Modulation of Bacillus subtilis levansucrase gene expression by sucrose and regulation of the steady-state mRNA level by sacU and sacQ genes

Abstract

In Bacillus subtilis, the extracellular enzyme levansurcrase is synthesized in the presence of sucrose. A termination structure between the transcription start site and the structural gene was the apparent site for regulation by sucrose of transcription into the structural gene. Sequence analysis of the sacB leader region from two strains constitutive for levansucrase synthesis showed a single base change in the stem of this termination structure. This single base change also led to the constitutive synthesis of a sacB'-'lacZ fusion, whereas the wild-type sacB'-'lacZ fusion was induced by the addition of sucrose. S1 nuclease mapping of sacB transcripts with probes labeled either within the termination structure or 3' to the termination structure showed that sucrose did not increase the number of transcripts extending into the termination structure; however, sucrose did increase the number of transcripts extending past the termination structure.

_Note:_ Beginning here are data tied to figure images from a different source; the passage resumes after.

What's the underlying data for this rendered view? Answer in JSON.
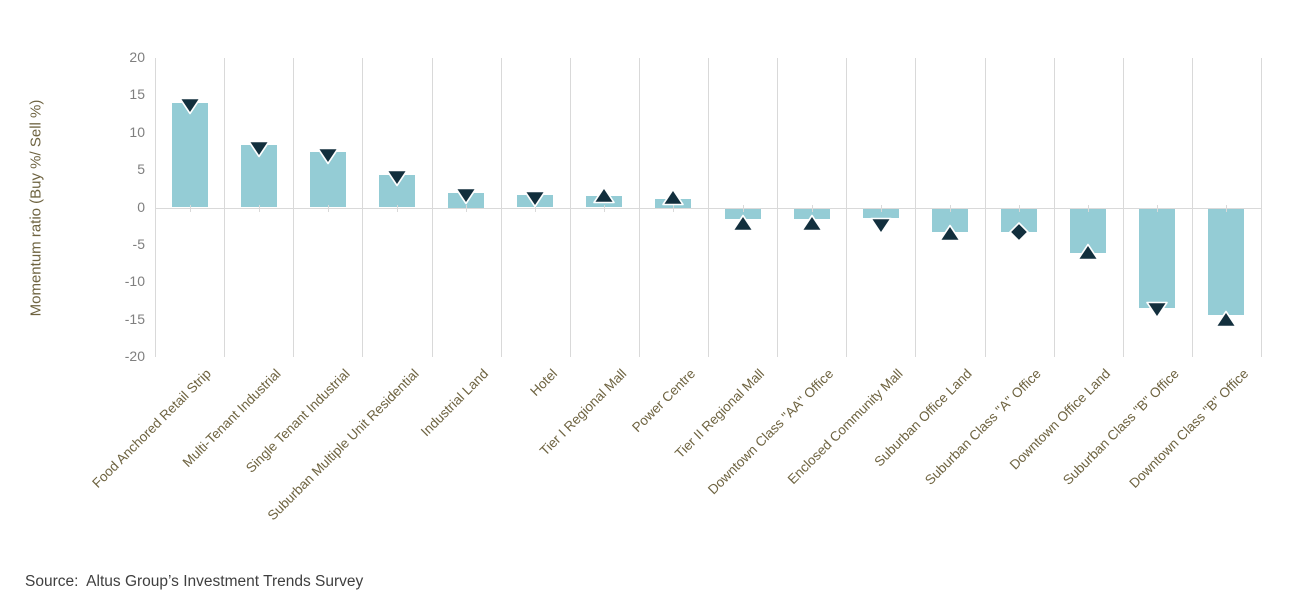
{
  "source": "Source:  Altus Group’s Investment Trends Survey",
  "colors": {
    "bar_fill": "#94ccd5",
    "marker_fill": "#122f3d",
    "marker_outline": "#ffffff",
    "gridline": "#d9d9d9",
    "axis_tick_text": "#7f7f7f",
    "label_text": "#6e6340",
    "source_text": "#3f3f3f",
    "background": "#ffffff"
  },
  "chart_data": {
    "type": "bar",
    "title": "",
    "xlabel": "",
    "ylabel": "Momentum ratio (Buy %/ Sell %)",
    "ylim": [
      -20,
      20
    ],
    "yticks": [
      20,
      15,
      10,
      5,
      0,
      -5,
      -10,
      -15,
      -20
    ],
    "grid": "vertical category separators only, no horizontal gridlines",
    "legend": "none",
    "categories": [
      "Food Anchored Retail Strip",
      "Multi-Tenant Industrial",
      "Single Tenant Industrial",
      "Suburban Multiple Unit Residential",
      "Industrial Land",
      "Hotel",
      "Tier I Regional Mall",
      "Power Centre",
      "Tier II Regional Mall",
      "Downtown Class \"AA\" Office",
      "Enclosed Community Mall",
      "Suburban Office Land",
      "Suburban Class \"A\" Office",
      "Downtown Office Land",
      "Suburban Class \"B\" Office",
      "Downtown Class \"B\" Office"
    ],
    "series": [
      {
        "name": "bars",
        "values": [
          14.0,
          8.3,
          7.4,
          4.4,
          2.0,
          1.7,
          1.5,
          1.2,
          -1.4,
          -1.4,
          -1.2,
          -3.1,
          -3.1,
          -6.0,
          -13.3,
          -14.2
        ]
      },
      {
        "name": "markers",
        "shapes": [
          "triangle-down",
          "triangle-down",
          "triangle-down",
          "triangle-down",
          "triangle-down",
          "triangle-down",
          "triangle-up",
          "triangle-up",
          "triangle-up",
          "triangle-up",
          "triangle-down",
          "triangle-up",
          "diamond",
          "triangle-up",
          "triangle-down",
          "triangle-up"
        ],
        "values": [
          13.6,
          7.8,
          6.9,
          3.9,
          1.5,
          1.2,
          1.7,
          1.4,
          -2.1,
          -2.1,
          -2.4,
          -3.4,
          -3.3,
          -5.9,
          -13.7,
          -14.9
        ]
      }
    ]
  }
}
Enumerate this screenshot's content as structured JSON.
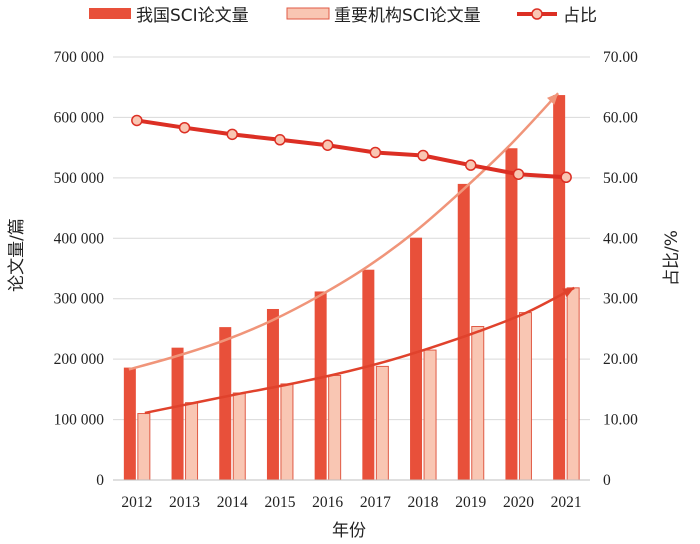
{
  "chart_data": {
    "type": "bar+line",
    "categories": [
      "2012",
      "2013",
      "2014",
      "2015",
      "2016",
      "2017",
      "2018",
      "2019",
      "2020",
      "2021"
    ],
    "x_axis_label": "年份",
    "y_left_label": "论文量/篇",
    "y_right_label": "占比/%",
    "y_left_ticks": [
      "0",
      "100 000",
      "200 000",
      "300 000",
      "400 000",
      "500 000",
      "600 000",
      "700 000"
    ],
    "y_right_ticks": [
      "0",
      "10.00",
      "20.00",
      "30.00",
      "40.00",
      "50.00",
      "60.00",
      "70.00"
    ],
    "y_left_range": [
      0,
      700000
    ],
    "y_right_range": [
      0,
      70
    ],
    "grid": true,
    "legend_position": "top",
    "series": [
      {
        "name": "我国SCI论文量",
        "type": "bar",
        "axis": "left",
        "color": "#e8503a",
        "values": [
          186000,
          219000,
          253000,
          283000,
          312000,
          348000,
          401000,
          490000,
          549000,
          637000
        ]
      },
      {
        "name": "重要机构SCI论文量",
        "type": "bar",
        "axis": "left",
        "color": "#f9c6b3",
        "values": [
          110000,
          128000,
          144000,
          159000,
          173000,
          188000,
          215000,
          254000,
          277000,
          318000
        ]
      },
      {
        "name": "占比",
        "type": "line",
        "axis": "right",
        "color": "#dc2f24",
        "values": [
          59.5,
          58.3,
          57.2,
          56.3,
          55.4,
          54.2,
          53.7,
          52.1,
          50.6,
          50.1
        ]
      }
    ],
    "trendlines": [
      {
        "color": "#f0957a",
        "values": [
          183000,
          205000,
          231000,
          264000,
          305000,
          353000,
          411000,
          480000,
          555000,
          640000
        ]
      },
      {
        "color": "#e0422c",
        "values": [
          111000,
          127000,
          143000,
          158000,
          175000,
          195000,
          219000,
          246000,
          277000,
          318000
        ]
      }
    ]
  }
}
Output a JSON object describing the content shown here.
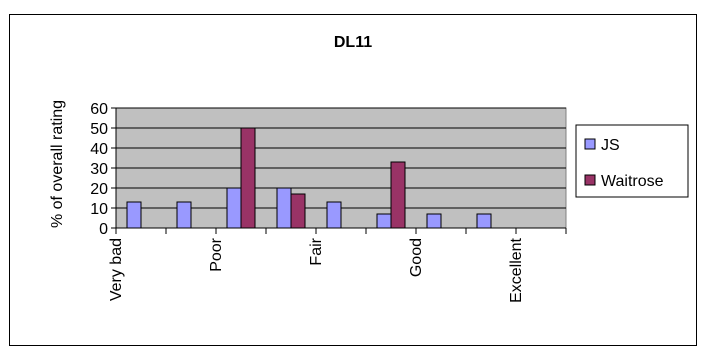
{
  "chart_data": {
    "type": "bar",
    "title": "DL11",
    "xlabel": "",
    "ylabel": "% of overall rating",
    "ylim": [
      0,
      60
    ],
    "yticks": [
      0,
      10,
      20,
      30,
      40,
      50,
      60
    ],
    "grid": true,
    "legend_position": "right",
    "categories": [
      "Very bad",
      "",
      "Poor",
      "",
      "Fair",
      "",
      "Good",
      "",
      "Excellent"
    ],
    "series": [
      {
        "name": "JS",
        "color": "#9999ff",
        "values": [
          13,
          13,
          20,
          20,
          13,
          7,
          7,
          7,
          0
        ]
      },
      {
        "name": "Waitrose",
        "color": "#993366",
        "values": [
          0,
          0,
          50,
          17,
          0,
          33,
          0,
          0,
          0
        ]
      }
    ],
    "plot_background": "#c0c0c0"
  }
}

Two pleiotropic mutations which affect the expression of levansucrase, sacQ36 hyperproducing [sacQ36(Hy)] and sacU32(Hy), were separately introduced into the strain carrying the sacB'-'lacZ fusion. These mutations each increased the expression levels of the sacB'-'lacZ fusion. S1 mapping showed increased levels of transcript initiating at the sacB promoter in strains with the sacQ36(Hy) and sacU32(Hy) mutations. This increased transcription appeared to be independent of the sucrose-regulated transcription termination, suggesting the existence of at least two different mechanisms for the regulation of sacB expression.